Il legale delle vittime: “Quella mattina a Varese Manfrinati aveva tutto il tempo di fuggire: non c’è legittima difesa”
La visione del video inchioda l’imputato alle sue responsabilità. La difesa cerca la carta della provocazione per limitare il danno

Ci sono almeno tre momenti in cui Marco Manfrinati (foto), già salito sull’auto dopo aver pesantemente accoltellato la sua ex moglie Lavinia Limido, a Casbeno un anno fa, avrebbe potuto scappare alla furia del padre di lei, Fabio, che con una mazza da golf aveva colpito più volte l’auto del genero.
Invece Manfrinati dal video proiettato venerdì in aula ha ingranato la marcia, anche la retro per cercare di investire e schiacciare il suocero. L’epilogo della vicenda ricostruita in aula in maniera per tutti dolorosa – le immagini sono devastanti – purtroppo sappiamo tutti quale sia stato: l’aggressore a cavalcioni della vittima in precedenza atterrata, oramai quasi senza vita, in un’aiuola; il coltello sporco di sangue ancora in mano per i fendenti portati al collo; i vasi sanguini del settantenne recisi; gli agenti delle Volanti armi in pugno che arrestano il quarantenne. Non c’è stato scampo per l’ingegner Limido, mentre la figlia si è salvata. Forse si sarebbe salvato anche lui se avesse cercato riparo nella ditta o a casa di alcuni vicini che erano accorsi persino coi bastoni per dagli man forte, non senza paura per la furia di Manfrinati: lo avevano raccontato nella precedente udienza.
Ma come si fa a prevedere coi «se» e coi «ma», l’esito di quanto è stato? E come si fa comunque a poter pensare che il padre di una ragazza appena pochi minuti prima sfigurata e ridotta in fin di vita potesse ragionare in maniera se non già logica per lo meno lucida circa la propria incolumità? Fabio Limido ha pagato con la vita il coraggio di fronteggiare il genero, più giovane e armato, che aveva colpito al cuore la sua famiglia. Dunque sul piano processuale pare difficile, ne nn quasi impossibile, sostenere la tesi della legittima difesa per Manfrinati.
Lo ha specificato e ribadito venerdì a margine dell’udienza il legale della famiglia Fabio Ambrosetti: «Il video parla da solo, anche in merito alla tesi difensiva finora manifestata cioè che fosse legittima difesa nei confronti di Fabio Limido: poteva scappare, invece ha ingranato la retromarcia per cercare di investire l’uomo. Le testimonianze di oggi hanno poi confermato che Lavinia aveva paura a tal punto da travestirsi con una parrucca, facendosi accompagnare in giro da una guardia del corpo».
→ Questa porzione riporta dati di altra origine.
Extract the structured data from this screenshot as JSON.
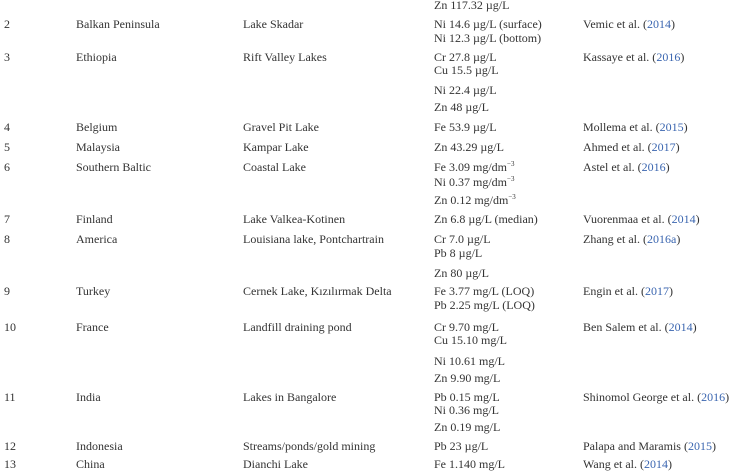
{
  "colors": {
    "text": "#333333",
    "citation_year": "#3b66b0"
  },
  "table": {
    "carryover_values": [
      "Zn 117.32 µg/L"
    ],
    "rows": [
      {
        "no": "2",
        "country": "Balkan Peninsula",
        "lake": "Lake Skadar",
        "values": [
          {
            "text": "Ni 14.6 µg/L (surface)"
          },
          {
            "text": "Ni 12.3 µg/L (bottom)"
          }
        ],
        "ref_author": "Vemic et al. (",
        "ref_year": "2014",
        "ref_close": ")"
      },
      {
        "no": "3",
        "country": "Ethiopia",
        "lake": "Rift Valley Lakes",
        "values": [
          {
            "text": "Cr 27.8 µg/L"
          },
          {
            "text": "Cu 15.5 µg/L"
          },
          {
            "text": "Ni 22.4 µg/L"
          },
          {
            "text": "Zn 48 µg/L"
          }
        ],
        "ref_author": "Kassaye et al. (",
        "ref_year": "2016",
        "ref_close": ")"
      },
      {
        "no": "4",
        "country": "Belgium",
        "lake": "Gravel Pit Lake",
        "values": [
          {
            "text": "Fe 53.9 µg/L"
          }
        ],
        "ref_author": "Mollema et al. (",
        "ref_year": "2015",
        "ref_close": ")"
      },
      {
        "no": "5",
        "country": "Malaysia",
        "lake": "Kampar Lake",
        "values": [
          {
            "text": "Zn 43.29 µg/L"
          }
        ],
        "ref_author": "Ahmed et al. (",
        "ref_year": "2017",
        "ref_close": ")"
      },
      {
        "no": "6",
        "country": "Southern Baltic",
        "lake": "Coastal Lake",
        "values": [
          {
            "text": "Fe 3.09 mg/dm",
            "sup": "−3"
          },
          {
            "text": "Ni 0.37 mg/dm",
            "sup": "−3"
          },
          {
            "text": "Zn 0.12 mg/dm",
            "sup": "−3"
          }
        ],
        "ref_author": "Astel et al. (",
        "ref_year": "2016",
        "ref_close": ")"
      },
      {
        "no": "7",
        "country": "Finland",
        "lake": "Lake Valkea-Kotinen",
        "values": [
          {
            "text": "Zn 6.8 µg/L (median)"
          }
        ],
        "ref_author": "Vuorenmaa et al. (",
        "ref_year": "2014",
        "ref_close": ")"
      },
      {
        "no": "8",
        "country": "America",
        "lake": "Louisiana lake, Pontchartrain",
        "values": [
          {
            "text": "Cr 7.0 µg/L"
          },
          {
            "text": "Pb 8 µg/L"
          },
          {
            "text": "Zn 80 µg/L"
          }
        ],
        "ref_author": "Zhang et al. (",
        "ref_year": "2016a",
        "ref_close": ")"
      },
      {
        "no": "9",
        "country": "Turkey",
        "lake": "Cernek Lake, Kızılırmak Delta",
        "values": [
          {
            "text": "Fe 3.77 mg/L (LOQ)"
          },
          {
            "text": "Pb 2.25 mg/L (LOQ)"
          }
        ],
        "ref_author": "Engin et al. (",
        "ref_year": "2017",
        "ref_close": ")"
      },
      {
        "no": "10",
        "country": "France",
        "lake": "Landfill draining pond",
        "values": [
          {
            "text": "Cr 9.70 mg/L"
          },
          {
            "text": "Cu 15.10 mg/L"
          },
          {
            "text": "Ni 10.61 mg/L"
          },
          {
            "text": "Zn 9.90 mg/L"
          }
        ],
        "ref_author": "Ben Salem et al. (",
        "ref_year": "2014",
        "ref_close": ")"
      },
      {
        "no": "11",
        "country": "India",
        "lake": "Lakes in Bangalore",
        "values": [
          {
            "text": "Pb 0.15 mg/L"
          },
          {
            "text": "Ni 0.36 mg/L"
          },
          {
            "text": "Zn 0.19 mg/L"
          }
        ],
        "ref_author": "Shinomol George et al. (",
        "ref_year": "2016",
        "ref_close": ")"
      },
      {
        "no": "12",
        "country": "Indonesia",
        "lake": "Streams/ponds/gold mining",
        "values": [
          {
            "text": "Pb 23 µg/L"
          }
        ],
        "ref_author": "Palapa and Maramis (",
        "ref_year": "2015",
        "ref_close": ")"
      },
      {
        "no": "13",
        "country": "China",
        "lake": "Dianchi Lake",
        "values": [
          {
            "text": "Fe 1.140 mg/L"
          }
        ],
        "ref_author": "Wang et al. (",
        "ref_year": "2014",
        "ref_close": ")"
      }
    ]
  }
}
Senza lanciarsi in ipotesi tecnico procedurali che spetterà alle difese definire, pare tuttavia che sul fronte della difesa dell’imputato, anche dalle domande poste in sede di contro esame in aula (cioè sulle domande che sono seguite a quelle del pubblico ministero che ha chiamato a testimoniare per oggi sei persone), appaia coma unico appiglio possibile quello dell’attenuante della “provocazione” consentito dal nostro codice penale come “attenuante comune” che, in un processo come questo, per nulla indiziario ma addirittura con prove testimoniali abbondanti corroborate da immagini, seguirebbe la strada della limitazione del danno.
Provocazioni legate dal fatto che per esempio lo psicologo ascoltato oggi come teste dell’accusa ha in più occasioni ribadito che l’imputato si sentiva impotente rispetto al fatto che non potesse avere contatti col figlio: «Viveva in uno stato di frenesia, ma nonostante questo non provava rabbia nei riguardi della moglie considerando invece la suocera come artefice dei suoi mali», ha spiegato lo psicologo che in tre distinti periodi della vita recente dell’imputato lo aveva seguito venendo a conoscenza anche della cura farmacologica seguita da Manfrinati su indicazioni di uno psichiatra, con benzodiazepine (forti calmanti): l’imputato, a quanto pare, soffriva di attacchi di panico.